Maintenance: Software maintenance is a pain, and it is here that this software development methodology really shines (and who knows, maybe eventually cause the tortoise to pass the hare?). Formally verified software offers a new capability: by examining the logical theory of a Haskell package, we can see exactly which properties of dependent packages it relies on. We can use this information to automatically check whether or not a new version of a dependent package will preserve functional correctness: if so then extend the acceptable version range; and if not then report an error to the maintainer. The opentheory tool uses this technique to automatically generate maximal acceptable version ranges for dependent packages whenever it exports Haskell packages, removing another cognitive burden from the programmer. Earlier I said that formal verification proofs were write-only, but really all I meant is that humans won’t read them: as this version analysis shows machines are quite happy to read them and extract useful information.

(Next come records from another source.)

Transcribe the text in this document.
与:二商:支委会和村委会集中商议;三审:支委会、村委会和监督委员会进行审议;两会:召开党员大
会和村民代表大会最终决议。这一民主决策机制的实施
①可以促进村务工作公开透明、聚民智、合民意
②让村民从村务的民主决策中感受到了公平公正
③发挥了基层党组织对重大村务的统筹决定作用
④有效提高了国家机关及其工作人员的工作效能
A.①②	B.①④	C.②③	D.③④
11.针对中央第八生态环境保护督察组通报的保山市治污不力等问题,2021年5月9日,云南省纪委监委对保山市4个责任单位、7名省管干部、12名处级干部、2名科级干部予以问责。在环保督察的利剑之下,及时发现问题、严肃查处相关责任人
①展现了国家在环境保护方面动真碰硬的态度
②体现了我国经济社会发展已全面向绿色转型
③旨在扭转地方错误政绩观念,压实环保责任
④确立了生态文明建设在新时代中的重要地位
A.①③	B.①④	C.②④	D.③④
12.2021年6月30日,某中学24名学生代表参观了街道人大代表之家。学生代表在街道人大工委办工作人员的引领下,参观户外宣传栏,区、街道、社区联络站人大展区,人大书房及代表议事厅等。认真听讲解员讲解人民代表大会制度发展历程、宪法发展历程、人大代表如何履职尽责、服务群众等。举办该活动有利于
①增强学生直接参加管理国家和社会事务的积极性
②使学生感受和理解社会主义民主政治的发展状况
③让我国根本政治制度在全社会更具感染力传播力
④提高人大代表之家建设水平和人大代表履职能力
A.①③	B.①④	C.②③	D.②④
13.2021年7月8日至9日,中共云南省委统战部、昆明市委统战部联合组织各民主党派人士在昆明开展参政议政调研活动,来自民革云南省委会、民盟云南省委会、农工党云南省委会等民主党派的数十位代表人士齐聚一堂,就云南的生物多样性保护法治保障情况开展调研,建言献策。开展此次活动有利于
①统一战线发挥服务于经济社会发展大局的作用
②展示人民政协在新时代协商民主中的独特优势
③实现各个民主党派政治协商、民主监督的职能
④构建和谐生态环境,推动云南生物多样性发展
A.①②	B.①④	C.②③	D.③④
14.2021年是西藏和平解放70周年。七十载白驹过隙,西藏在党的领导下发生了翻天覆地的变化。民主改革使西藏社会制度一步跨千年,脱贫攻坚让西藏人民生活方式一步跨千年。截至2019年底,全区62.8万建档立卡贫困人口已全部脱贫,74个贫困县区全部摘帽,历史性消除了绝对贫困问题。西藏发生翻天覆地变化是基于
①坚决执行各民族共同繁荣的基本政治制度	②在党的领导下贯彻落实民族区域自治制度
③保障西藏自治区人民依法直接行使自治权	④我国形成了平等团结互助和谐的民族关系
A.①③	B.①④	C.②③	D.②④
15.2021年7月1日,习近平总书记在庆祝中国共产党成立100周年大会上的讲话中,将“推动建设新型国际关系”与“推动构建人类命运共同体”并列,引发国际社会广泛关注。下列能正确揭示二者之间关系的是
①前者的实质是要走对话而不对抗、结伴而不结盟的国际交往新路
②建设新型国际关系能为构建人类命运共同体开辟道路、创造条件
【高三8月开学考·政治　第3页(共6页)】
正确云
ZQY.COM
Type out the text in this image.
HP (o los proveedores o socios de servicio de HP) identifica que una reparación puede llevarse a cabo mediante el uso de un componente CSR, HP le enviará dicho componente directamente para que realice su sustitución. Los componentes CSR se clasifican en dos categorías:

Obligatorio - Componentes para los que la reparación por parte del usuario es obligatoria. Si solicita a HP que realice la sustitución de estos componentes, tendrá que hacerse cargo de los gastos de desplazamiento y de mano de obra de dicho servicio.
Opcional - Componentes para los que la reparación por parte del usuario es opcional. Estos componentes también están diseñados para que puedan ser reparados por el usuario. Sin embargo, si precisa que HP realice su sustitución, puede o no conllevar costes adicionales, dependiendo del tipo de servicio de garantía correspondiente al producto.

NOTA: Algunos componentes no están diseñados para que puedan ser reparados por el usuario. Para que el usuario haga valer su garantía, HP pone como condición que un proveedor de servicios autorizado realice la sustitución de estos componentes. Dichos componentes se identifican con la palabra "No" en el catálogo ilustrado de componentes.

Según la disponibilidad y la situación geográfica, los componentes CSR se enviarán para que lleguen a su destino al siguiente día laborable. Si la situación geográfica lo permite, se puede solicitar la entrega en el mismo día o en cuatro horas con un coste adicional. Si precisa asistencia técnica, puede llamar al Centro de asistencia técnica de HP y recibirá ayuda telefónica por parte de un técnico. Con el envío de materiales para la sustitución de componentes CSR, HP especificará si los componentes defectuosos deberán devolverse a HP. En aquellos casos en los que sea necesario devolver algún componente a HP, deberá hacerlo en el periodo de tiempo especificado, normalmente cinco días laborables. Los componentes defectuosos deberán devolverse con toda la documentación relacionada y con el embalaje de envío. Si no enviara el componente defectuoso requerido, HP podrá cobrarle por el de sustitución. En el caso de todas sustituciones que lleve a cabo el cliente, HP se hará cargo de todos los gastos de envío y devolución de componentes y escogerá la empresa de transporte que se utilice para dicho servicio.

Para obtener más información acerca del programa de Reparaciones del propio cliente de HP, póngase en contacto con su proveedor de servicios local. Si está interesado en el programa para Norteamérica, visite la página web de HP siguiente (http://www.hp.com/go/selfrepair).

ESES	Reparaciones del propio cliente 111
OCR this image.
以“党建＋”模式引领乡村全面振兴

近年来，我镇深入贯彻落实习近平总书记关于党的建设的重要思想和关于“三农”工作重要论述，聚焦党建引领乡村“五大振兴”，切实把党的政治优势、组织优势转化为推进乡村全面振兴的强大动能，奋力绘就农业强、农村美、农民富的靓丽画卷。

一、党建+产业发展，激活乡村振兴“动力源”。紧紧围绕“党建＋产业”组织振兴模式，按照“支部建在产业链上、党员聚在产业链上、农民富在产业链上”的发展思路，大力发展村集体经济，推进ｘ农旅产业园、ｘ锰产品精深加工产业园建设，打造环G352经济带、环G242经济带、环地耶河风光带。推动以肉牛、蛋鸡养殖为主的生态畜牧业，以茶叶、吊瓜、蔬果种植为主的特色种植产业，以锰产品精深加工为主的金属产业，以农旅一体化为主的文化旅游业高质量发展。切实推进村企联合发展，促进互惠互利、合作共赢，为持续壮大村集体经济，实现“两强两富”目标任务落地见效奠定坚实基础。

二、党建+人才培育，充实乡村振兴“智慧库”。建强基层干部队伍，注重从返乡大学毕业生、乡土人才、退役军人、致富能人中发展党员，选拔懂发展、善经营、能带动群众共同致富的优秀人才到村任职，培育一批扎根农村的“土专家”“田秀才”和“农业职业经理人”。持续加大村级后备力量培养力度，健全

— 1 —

Fun: Actually I retract the whole depressing truth: it is totally about the proof. Not for showing to people (humans still won’t read formal verification proofs) but rather for the pure fun of writing them. Those myriad creative insights you made over the course of countless hours? For me formal verification is as immersive as a video game, and my high scores come with a new artefact to play with and build upon. Free toy inside!